@nfsandf A cardioversion might work, and I can see why you 'd want to give it a try. I have no idea why it wasn't offered to you. Your long-term AF means that you may......important....MAY...have moved through paroxysmal AF and are now in long-standing persistent which makes it trickier to treat medicinally and through catheter ablation. The best electrophysiologists can probably help, but you'd need access to them.
This is just untrained me, but I would press hard for a single cardioversion attempt, and if it just doesn't fly from the cardiologist's point of view (I'd want that carefully explained to me so that I can put it to rest/poll another cardiologist/EP), have a strong personal reason for declining Flecainide, Sotalol, Multaq, or propafenone. Note that I have no idea if you have other comorbidities or cardiomyopathy, structural problems like valves that need attention....so maybe that's why Sotalol is a best fit for you.

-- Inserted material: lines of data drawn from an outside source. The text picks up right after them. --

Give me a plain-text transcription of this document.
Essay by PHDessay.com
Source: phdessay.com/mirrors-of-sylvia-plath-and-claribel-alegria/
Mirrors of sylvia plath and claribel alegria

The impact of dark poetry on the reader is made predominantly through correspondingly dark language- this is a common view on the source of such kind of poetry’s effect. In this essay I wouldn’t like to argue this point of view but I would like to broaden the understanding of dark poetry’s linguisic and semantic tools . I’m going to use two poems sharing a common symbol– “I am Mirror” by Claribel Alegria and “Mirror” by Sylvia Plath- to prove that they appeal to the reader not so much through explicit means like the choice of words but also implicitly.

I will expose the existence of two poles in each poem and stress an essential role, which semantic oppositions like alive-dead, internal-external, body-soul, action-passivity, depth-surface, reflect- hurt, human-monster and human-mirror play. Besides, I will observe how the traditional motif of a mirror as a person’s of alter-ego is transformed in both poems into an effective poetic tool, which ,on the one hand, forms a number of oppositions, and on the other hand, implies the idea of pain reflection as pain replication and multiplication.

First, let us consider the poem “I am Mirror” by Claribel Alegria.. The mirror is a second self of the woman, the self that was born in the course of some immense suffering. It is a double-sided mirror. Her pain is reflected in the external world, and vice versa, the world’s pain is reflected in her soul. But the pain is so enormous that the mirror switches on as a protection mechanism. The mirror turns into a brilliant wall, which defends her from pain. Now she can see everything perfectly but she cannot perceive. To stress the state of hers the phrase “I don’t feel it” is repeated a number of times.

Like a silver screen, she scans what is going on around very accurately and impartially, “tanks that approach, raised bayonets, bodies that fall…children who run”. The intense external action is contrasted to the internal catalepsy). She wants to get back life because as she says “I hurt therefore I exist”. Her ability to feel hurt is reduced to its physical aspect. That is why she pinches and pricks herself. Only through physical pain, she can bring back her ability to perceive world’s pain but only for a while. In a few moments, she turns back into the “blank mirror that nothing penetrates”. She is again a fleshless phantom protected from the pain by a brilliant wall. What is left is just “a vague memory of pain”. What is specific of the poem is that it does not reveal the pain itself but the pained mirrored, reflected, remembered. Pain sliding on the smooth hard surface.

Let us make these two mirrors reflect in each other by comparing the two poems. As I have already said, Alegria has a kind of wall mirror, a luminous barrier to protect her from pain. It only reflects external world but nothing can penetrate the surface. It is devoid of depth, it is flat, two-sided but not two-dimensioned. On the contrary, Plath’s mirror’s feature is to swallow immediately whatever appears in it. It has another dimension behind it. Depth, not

Last point: AF is considered to be a progressive disorder. I don't know how you feel about just winging it from here and living with it, including if/when it becomes classified as 'permanent.' But, the progressive nature means it encourages what is called 'remodeling' of the substrate, the tissue below the endothelial linings of each of the four chambers. Their walls can become 'enlarged' or thickened, which tends to reduce blood volume internally. They develop fibrosis, and AF can affect the mitral valve adversely in time. I would desire to be free of that risk to the extent possible, so I would opt for either anti-arrhythmic drugs or a catheter ablation. I have had two of the latter, and have been free of AF for just over three years now.
@gloaming thanks for the feedback. Will be having more discussion with my cardiologist about my options. She did say I did not have rapid heart beat with my afib. Don't know if that makes a difference. I do not have other heart conditions.